Do not even think about stepping outside, for, under the moonlight, that same street on which you had a block party last weekend now may as well be the setting of the most terrifying horror movie you have ever seen. You are one coyote howl away from performing the classic Scooby Doo run back to bed, where you will pull your blanket over your head and hope that it was all just your imagination.

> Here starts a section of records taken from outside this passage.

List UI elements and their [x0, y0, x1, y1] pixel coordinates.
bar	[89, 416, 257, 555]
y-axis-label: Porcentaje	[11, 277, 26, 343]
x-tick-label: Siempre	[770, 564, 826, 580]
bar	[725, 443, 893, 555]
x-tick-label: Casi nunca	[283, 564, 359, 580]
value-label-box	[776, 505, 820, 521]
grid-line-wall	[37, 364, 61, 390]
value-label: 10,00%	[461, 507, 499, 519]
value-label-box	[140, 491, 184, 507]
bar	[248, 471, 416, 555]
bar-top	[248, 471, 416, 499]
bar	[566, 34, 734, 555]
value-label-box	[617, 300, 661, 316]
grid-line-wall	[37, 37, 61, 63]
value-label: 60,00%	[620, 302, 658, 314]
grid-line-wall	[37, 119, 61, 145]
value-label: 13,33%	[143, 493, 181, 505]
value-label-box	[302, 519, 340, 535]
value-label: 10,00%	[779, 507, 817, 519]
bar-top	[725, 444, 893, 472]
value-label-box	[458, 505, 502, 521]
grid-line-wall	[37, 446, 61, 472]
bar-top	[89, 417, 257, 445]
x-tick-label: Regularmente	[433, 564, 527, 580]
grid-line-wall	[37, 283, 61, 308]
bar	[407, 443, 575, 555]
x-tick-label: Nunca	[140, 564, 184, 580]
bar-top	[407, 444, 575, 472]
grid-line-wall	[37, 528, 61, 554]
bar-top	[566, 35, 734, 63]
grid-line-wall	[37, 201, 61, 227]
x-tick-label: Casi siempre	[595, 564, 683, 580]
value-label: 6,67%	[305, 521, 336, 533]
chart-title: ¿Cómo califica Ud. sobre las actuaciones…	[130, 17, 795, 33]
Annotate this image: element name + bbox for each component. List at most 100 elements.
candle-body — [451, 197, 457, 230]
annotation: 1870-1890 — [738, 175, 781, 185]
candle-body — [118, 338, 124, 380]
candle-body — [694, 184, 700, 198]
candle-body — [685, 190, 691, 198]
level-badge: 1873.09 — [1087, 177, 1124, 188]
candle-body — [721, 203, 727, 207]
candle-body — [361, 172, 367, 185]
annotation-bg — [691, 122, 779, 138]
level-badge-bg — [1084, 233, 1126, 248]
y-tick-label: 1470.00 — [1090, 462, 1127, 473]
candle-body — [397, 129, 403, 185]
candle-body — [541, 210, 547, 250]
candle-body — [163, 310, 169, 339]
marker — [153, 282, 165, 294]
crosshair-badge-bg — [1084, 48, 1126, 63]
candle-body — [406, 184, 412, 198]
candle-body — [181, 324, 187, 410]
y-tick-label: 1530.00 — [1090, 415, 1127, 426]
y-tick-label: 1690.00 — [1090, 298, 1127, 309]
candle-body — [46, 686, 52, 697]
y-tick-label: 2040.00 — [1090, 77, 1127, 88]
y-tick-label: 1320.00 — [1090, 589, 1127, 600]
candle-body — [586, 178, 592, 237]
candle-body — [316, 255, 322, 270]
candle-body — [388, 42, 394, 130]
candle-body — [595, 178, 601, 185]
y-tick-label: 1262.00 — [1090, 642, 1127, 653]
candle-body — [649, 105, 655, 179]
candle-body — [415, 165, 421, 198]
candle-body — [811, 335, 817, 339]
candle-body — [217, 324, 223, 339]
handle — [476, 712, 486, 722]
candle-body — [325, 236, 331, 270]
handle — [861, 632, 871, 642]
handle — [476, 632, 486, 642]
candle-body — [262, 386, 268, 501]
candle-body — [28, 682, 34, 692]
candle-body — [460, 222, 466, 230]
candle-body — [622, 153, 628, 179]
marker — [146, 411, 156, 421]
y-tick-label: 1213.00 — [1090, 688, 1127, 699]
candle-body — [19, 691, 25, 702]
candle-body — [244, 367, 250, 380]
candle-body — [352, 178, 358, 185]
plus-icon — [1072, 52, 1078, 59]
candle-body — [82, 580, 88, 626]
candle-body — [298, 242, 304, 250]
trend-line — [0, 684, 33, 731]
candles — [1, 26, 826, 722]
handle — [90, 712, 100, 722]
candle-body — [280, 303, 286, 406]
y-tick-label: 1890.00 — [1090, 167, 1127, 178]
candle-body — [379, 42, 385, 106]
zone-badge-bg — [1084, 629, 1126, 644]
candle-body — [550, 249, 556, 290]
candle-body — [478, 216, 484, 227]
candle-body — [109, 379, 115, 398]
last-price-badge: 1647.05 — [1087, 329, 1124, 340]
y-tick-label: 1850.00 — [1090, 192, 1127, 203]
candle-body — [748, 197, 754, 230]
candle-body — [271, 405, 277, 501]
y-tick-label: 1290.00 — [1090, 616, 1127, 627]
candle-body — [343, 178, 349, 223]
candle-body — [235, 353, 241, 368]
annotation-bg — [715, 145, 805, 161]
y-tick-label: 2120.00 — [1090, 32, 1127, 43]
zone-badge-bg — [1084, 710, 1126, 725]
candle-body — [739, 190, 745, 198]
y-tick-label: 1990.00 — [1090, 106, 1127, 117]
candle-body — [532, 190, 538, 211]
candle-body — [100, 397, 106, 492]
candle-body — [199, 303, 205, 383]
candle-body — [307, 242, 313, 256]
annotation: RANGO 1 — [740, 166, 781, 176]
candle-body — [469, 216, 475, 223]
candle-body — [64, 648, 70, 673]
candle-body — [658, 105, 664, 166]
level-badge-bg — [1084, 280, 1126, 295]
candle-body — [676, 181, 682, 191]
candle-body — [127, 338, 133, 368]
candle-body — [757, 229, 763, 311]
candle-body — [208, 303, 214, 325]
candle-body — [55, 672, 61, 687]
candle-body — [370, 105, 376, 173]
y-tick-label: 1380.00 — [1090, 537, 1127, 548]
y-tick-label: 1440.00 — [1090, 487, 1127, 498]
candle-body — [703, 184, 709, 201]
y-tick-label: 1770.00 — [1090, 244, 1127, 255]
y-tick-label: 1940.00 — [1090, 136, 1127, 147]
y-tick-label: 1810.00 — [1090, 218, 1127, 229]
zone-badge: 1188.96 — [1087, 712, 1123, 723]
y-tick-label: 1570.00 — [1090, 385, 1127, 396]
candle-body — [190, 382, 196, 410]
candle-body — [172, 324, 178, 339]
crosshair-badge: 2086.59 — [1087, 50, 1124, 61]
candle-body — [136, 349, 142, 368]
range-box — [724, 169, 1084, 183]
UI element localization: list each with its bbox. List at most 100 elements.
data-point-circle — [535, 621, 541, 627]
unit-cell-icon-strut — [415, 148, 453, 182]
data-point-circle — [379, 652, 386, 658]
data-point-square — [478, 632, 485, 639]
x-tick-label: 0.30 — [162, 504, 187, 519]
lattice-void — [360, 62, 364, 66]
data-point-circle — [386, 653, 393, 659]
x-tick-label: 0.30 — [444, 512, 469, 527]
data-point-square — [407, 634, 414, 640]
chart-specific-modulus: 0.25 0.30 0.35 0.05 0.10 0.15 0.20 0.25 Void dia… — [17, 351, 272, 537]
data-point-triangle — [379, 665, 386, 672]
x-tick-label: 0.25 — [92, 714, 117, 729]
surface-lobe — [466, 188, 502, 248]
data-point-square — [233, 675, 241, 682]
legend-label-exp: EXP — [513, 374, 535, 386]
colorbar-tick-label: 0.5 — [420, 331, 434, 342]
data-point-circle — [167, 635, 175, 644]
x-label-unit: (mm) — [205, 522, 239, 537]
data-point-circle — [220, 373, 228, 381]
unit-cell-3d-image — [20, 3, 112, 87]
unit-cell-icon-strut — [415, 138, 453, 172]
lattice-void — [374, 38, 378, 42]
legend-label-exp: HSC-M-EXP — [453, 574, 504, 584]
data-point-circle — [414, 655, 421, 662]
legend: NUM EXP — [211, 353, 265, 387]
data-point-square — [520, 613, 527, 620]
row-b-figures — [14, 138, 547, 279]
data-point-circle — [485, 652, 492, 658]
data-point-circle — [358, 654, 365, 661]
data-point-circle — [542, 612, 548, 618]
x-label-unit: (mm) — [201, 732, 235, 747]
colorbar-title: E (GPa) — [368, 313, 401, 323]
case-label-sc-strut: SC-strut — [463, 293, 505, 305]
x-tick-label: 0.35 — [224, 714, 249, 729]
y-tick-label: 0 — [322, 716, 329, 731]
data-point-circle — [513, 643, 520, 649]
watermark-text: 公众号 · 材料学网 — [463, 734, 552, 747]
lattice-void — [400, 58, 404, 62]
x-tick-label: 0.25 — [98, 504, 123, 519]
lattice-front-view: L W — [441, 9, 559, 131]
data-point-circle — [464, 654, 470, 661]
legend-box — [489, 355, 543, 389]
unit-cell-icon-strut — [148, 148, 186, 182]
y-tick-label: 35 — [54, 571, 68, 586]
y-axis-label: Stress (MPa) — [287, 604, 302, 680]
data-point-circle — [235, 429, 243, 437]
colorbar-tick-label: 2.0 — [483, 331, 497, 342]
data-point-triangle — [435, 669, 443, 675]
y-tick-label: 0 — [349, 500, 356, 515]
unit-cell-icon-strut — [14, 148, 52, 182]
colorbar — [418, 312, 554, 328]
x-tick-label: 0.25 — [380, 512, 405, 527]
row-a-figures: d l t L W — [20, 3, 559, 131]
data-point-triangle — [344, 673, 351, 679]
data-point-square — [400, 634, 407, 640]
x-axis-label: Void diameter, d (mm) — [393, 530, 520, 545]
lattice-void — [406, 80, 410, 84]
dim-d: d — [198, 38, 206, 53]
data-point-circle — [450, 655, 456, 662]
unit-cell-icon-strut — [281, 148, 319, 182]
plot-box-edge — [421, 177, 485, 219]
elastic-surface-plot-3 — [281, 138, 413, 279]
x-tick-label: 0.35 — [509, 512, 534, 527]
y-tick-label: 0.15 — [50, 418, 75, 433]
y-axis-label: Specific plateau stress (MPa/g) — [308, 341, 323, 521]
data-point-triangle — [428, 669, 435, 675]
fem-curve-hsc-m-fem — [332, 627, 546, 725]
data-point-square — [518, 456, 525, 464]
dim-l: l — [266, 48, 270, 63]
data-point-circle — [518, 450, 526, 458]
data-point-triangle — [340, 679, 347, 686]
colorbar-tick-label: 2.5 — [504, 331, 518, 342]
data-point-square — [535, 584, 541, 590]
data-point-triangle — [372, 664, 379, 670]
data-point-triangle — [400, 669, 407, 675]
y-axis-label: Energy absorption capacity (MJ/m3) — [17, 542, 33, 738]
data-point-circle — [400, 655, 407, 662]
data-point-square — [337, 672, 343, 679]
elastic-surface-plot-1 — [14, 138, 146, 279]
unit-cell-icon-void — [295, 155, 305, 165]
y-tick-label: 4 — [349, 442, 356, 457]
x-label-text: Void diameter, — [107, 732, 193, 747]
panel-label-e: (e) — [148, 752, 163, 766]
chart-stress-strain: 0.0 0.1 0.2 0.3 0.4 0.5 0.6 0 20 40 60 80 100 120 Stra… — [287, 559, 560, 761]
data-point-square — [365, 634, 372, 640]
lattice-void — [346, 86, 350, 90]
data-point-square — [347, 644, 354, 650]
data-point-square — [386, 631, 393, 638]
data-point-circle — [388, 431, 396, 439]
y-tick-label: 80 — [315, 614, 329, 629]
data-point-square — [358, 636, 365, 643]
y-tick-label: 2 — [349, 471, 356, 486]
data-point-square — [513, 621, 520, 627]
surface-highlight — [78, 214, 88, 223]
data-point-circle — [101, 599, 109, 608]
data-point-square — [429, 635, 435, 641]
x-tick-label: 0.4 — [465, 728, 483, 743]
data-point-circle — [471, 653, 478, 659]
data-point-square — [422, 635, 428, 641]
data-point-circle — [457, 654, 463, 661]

It was. And, when you really think about it, that is a pretty cool mental anomoly. Places and things that are perfectly innocent or even joyous by day give off an entirely different vibe at night, in the middle of a rainstorm, cloaked by fog or accentuated by shadow or silhouette. They are natural fright filters — no Snapchat required.
Photographer Rycardo Bia excels with such imagery and, in honor of spooky season, we at Images Arizona thought it would be appropriate to share some of his most sinister shots. Each one proves not only that our mind loves to play tricks on us but also that, under the right aesthetic, Arizona’s sublime scenery can send shivers down your spine.
About the Photographer
Although he was born in New Mexico, Rycardo Bia moved to Tucson, Arizona upon starting school. Later, when he became a father and started a family of his own, Bia made the conscious decision to stay in Tucson — an Arizona city that he believes has a lot to offer.
Bia began a career in law enforcement but, bridled with job-related stress, decided to go back to school with aspirations of a career in nursing. However, during this time he discovered and developed a love of photography. After graduating, he opted to instead pursue this newfound passion.
With a little help from tutorials on YouTube, taking pictures of the sunset with his cell phone quickly turned into processing professional-looking photos taken with his DSLR. Bia found that the camera not only made it possible for him to share his extraordinarily unique view of his surroundings with others but also benefitted him therapeutically.
“Over the years, I have had my own challenges in life — serious challenges, too — and I find that photography is a very therapeutic way of coping,” says Bia, noting that this newfound stress-reliever makes him comfortable enough to consider going back to school, getting his nursing license or even returning to law enforcement.
However, he will first and foremost focus his attention on his family and his photography, the two things that enrich and make his life such a rewarding experience.